Nusantara means "archipelago nation," referring to Indonesia and its 17,000 islands. Located at the geographic center of the country, on the large island of Borneo, Nusantara, like Brasilia, Brazil, and Astana, Kazakhstan, before it, is intended to promote the inward rebalancing of a nation of 288 million inhabitants, with marked disparities in population and development. Its designers, who want to make Nusantara a zero-carbon-emission capital by 2045, have chosen a largely uninhabited site, made up of paper-tree concessions and former coal mines. A total of 1.9 million inhabitants are expected by 2045, compared with Jakarta's current 11 million, which is sinking into the sea.

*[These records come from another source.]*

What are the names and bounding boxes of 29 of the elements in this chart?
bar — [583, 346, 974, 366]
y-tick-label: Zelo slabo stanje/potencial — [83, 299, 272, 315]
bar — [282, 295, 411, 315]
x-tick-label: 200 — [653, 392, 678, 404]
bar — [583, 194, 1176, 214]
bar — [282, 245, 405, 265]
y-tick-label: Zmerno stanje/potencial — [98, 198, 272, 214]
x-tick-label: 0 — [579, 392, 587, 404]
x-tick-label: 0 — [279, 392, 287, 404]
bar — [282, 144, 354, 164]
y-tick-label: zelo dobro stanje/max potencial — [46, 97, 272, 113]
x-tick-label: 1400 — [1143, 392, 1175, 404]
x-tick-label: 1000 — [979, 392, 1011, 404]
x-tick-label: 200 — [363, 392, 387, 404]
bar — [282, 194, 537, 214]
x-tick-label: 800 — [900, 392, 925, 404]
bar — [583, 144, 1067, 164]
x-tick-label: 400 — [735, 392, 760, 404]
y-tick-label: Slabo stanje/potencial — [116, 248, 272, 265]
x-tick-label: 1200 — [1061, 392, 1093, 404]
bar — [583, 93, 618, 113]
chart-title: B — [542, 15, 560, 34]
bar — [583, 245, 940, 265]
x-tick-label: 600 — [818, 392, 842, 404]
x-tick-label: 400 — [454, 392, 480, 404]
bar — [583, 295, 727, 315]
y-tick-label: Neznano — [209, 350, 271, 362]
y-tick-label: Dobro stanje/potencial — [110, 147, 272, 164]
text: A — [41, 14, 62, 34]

A proactive president who has made major construction projects the hallmark of his two terms in office, "Mr. Infrastruktur," as he is nicknamed, had sold his pet project by assuring that 80% of the financing, estimated at €29 billion up to 2045, would come from the private sector. However, while a handful of Indonesian groups were eager to get involved, multinationals and major foreign investment funds have been slow to respond.

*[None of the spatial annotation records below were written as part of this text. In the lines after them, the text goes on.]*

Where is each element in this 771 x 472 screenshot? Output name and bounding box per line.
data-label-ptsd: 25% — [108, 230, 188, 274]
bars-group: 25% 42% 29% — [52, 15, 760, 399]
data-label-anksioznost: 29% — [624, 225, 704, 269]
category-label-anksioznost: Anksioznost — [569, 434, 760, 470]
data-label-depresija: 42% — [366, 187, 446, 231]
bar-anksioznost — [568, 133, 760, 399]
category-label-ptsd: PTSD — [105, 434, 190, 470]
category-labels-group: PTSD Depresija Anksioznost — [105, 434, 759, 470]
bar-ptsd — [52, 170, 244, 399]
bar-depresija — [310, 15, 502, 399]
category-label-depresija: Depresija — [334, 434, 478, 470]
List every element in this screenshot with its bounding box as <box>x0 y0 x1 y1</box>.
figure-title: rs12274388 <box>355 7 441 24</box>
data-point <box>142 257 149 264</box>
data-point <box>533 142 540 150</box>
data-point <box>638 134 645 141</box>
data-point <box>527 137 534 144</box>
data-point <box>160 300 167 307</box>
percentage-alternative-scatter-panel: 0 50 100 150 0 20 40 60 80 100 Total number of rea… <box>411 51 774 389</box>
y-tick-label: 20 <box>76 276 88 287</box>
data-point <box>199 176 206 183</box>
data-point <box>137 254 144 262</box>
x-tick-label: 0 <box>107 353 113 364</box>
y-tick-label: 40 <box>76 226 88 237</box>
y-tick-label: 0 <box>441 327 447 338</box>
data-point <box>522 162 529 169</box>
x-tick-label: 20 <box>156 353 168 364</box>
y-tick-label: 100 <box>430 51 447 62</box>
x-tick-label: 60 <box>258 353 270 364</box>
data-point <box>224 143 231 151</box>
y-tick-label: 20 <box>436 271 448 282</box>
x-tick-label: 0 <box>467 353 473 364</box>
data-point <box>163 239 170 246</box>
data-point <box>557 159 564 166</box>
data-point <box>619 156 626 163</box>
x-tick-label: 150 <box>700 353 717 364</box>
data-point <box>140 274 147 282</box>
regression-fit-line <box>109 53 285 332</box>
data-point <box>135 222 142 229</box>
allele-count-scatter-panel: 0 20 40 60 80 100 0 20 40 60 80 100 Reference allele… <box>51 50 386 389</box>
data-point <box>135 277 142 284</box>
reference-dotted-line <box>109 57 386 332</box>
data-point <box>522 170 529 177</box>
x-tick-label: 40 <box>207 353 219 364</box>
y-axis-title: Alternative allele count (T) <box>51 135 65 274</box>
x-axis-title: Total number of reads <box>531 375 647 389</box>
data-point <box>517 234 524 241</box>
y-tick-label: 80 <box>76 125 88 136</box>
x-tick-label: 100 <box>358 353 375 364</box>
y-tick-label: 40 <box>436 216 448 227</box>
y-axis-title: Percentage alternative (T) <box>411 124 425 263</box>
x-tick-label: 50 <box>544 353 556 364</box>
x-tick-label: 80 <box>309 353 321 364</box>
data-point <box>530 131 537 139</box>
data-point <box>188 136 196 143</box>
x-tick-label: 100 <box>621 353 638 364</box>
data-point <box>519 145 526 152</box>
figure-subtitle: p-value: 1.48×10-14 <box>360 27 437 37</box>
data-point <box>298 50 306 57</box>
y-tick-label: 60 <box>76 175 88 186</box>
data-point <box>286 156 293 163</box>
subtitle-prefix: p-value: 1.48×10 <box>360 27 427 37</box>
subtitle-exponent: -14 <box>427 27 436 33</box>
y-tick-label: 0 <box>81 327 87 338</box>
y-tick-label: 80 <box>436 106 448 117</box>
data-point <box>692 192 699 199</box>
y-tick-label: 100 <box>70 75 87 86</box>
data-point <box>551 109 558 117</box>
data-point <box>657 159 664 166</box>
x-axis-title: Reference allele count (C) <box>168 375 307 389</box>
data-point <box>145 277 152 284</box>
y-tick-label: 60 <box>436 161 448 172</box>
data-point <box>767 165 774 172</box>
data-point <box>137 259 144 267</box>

The Indonesian government has had to spend 42 trillion rupiah (€2.44 billion) in the current financial year, and spent around the same amount in the previous one. "The new capital Nusantara is a canvas on which we can carve out the future," said Widodo at the first and exceptional Council of Ministers meeting held in Nusantara on August 12. "Not every country has the opportunity or ability to construct a new capital from zero," he said. The president also warned that the planned relocation of the first 10,000 civil servants in Nusantara in September would be delayed. It will take "10, 15, 20 years" for the new capital to take shape, said Widodo.